LIVORNO. «Favorevole». Anzi. «Assolutamente favorevole». Il ministero della Salute appoggia in pieno la scelta della Toscana (e di altre Regioni) di vietare l’accesso ai nidi e alle scuole materne ai bambini non vaccinati.

A prendere ufficialmente posizione in questo senso è la Direzione generale della Prevenzione, che risponde a Il Tirreno, alla vigilia della presentazione della proposta di legge regionale che vieterà l’iscrizione dei bambini non vaccinati alle scuole dell’infanzia.

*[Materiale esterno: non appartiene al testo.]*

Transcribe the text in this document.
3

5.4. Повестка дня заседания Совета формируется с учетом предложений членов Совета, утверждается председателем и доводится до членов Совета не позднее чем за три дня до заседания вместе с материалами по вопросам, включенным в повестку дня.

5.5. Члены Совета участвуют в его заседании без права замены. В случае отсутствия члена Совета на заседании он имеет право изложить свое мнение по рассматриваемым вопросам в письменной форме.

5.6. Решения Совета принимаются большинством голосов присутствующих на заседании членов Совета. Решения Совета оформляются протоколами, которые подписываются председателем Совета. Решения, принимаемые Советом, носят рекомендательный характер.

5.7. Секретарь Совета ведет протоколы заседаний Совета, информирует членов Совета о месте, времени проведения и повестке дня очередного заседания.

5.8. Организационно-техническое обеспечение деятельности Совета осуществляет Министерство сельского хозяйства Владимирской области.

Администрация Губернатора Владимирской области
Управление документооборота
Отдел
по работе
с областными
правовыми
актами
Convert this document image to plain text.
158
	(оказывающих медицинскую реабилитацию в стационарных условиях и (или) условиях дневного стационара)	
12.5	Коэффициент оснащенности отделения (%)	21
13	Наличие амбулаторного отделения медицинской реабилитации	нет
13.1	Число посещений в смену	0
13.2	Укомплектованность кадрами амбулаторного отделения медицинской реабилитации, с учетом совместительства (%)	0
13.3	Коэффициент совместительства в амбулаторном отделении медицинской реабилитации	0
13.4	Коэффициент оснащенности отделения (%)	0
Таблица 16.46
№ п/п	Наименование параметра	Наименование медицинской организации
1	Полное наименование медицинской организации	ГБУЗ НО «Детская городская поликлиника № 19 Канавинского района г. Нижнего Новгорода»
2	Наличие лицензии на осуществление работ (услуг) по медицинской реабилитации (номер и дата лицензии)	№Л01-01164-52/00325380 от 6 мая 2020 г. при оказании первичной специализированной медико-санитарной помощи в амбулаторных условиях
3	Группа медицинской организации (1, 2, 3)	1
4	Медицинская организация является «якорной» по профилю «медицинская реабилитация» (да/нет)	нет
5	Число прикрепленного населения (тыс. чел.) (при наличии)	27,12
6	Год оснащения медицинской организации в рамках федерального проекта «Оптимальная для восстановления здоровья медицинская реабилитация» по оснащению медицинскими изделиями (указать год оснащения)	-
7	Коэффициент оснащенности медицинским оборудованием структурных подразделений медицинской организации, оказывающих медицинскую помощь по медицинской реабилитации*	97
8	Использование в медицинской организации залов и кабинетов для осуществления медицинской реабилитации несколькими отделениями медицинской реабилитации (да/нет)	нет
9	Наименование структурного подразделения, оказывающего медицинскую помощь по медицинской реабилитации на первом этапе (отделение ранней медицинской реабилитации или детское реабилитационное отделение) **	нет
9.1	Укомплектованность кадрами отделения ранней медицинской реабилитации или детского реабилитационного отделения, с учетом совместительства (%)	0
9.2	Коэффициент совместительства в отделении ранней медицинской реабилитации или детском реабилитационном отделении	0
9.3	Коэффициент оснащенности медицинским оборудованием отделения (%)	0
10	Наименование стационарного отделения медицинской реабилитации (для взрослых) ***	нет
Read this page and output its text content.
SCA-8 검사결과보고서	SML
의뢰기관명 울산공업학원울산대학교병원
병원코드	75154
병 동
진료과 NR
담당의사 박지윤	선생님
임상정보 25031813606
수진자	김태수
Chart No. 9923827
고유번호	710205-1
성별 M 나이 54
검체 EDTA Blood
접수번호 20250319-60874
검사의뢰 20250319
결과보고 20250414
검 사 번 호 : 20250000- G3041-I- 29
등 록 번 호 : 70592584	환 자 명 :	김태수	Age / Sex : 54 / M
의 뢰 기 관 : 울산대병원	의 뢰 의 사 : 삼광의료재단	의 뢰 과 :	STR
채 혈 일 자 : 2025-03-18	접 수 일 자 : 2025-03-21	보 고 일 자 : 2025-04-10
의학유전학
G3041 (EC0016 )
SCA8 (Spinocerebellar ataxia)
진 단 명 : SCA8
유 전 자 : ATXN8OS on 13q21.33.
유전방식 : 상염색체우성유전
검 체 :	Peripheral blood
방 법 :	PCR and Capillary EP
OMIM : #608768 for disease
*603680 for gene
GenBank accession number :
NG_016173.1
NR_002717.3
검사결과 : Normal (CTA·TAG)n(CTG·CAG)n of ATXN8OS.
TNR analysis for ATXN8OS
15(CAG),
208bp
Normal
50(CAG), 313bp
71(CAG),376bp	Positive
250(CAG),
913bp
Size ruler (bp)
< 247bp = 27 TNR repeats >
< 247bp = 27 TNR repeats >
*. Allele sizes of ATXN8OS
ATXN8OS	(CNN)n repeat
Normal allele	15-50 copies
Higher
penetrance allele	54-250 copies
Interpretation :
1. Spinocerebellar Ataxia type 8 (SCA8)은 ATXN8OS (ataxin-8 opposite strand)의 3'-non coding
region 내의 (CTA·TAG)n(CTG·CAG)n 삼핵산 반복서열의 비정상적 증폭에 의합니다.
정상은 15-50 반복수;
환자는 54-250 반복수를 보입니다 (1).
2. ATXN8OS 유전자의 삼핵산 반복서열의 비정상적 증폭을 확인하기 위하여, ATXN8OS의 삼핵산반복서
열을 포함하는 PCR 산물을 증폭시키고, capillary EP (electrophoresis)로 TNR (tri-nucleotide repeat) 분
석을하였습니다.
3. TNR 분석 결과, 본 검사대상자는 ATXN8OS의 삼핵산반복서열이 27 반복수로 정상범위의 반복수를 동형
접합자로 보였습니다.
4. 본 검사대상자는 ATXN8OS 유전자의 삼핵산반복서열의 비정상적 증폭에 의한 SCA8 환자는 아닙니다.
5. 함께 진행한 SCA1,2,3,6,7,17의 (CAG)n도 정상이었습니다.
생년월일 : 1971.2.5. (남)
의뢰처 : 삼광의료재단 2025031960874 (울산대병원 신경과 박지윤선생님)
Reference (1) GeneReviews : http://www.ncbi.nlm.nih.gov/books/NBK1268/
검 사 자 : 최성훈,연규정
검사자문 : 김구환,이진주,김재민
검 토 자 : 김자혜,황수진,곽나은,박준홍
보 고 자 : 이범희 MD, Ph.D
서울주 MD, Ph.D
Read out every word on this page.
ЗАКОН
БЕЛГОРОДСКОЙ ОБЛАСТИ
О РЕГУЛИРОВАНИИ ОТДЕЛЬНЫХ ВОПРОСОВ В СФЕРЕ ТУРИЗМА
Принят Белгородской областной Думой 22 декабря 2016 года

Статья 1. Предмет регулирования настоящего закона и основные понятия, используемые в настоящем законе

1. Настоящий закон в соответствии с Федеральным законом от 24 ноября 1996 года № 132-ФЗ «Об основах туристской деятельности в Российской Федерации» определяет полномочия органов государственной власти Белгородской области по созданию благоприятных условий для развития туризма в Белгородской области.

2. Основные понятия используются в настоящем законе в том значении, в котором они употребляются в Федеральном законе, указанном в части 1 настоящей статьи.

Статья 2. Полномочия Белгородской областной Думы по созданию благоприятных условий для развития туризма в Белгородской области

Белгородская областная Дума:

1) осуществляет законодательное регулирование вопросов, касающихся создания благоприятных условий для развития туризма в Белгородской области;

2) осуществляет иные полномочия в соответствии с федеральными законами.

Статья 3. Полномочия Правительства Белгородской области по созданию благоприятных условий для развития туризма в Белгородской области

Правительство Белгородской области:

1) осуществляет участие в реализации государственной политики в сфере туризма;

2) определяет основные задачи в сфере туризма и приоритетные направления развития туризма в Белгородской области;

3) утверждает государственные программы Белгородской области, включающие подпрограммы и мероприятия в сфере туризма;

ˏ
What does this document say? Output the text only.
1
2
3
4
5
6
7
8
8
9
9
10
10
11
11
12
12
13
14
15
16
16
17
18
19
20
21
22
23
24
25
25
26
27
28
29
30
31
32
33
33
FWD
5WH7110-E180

Un provvedimenti che l’assessore regionale alla Sanità ritiene necessario, dal momento che per le malattie infettive (come morbillo e rosolia) la percentuale è scesa di 3 punti fra il 2012 e il 2015, sfiorando il minimo storico (in epoca recente) dell’88%. E anche contro il meningococco C, la vaccinazione nei primi 24 mesi di vita, non supera il 91% quando la soglia di sicurezza - secondo l’Organizzazione mondiale di Sanità - è del 95%. Tanto più in una Regione come la Toscana, dove, perfino il ministro della Salute, Beatrice Lorenzin, ammette che in fatto di meningite (di tipo C, specificatamente) «siamo di fronte a un enigma scientifico».

IL MINISTERO DALLA PARTE DELLA TOSCANA

La Direzione della Prevenzione, dunque, conferma che «la vaccinazione resta, sicuramente, un ottimo strumento di protezione sia individuale sia collettiva». Anche se ribadisce di non «essere (neppure in Toscana, malgrado i numeri) in una situazione tale da dover pensare a una ordinanza ministeriale che ne preveda l'obbligatorietà o l'offerta attiva gratuita per tutta la popolazione». Tuttavia - aggiunge la Direzione della Prevenzione - come è noto «alcune regioni hanno approvato o stanno predisponendo atti regionali che prevedono l'obbligo di alcune vaccinazioni per l'ingresso alle scuole dell'infanzia (asili e materne) dei bambini, a tutela dei soggetti più fragili che non possono essere vaccinati a causa dell'esistenza di reali controindicazioni alla vaccinazione.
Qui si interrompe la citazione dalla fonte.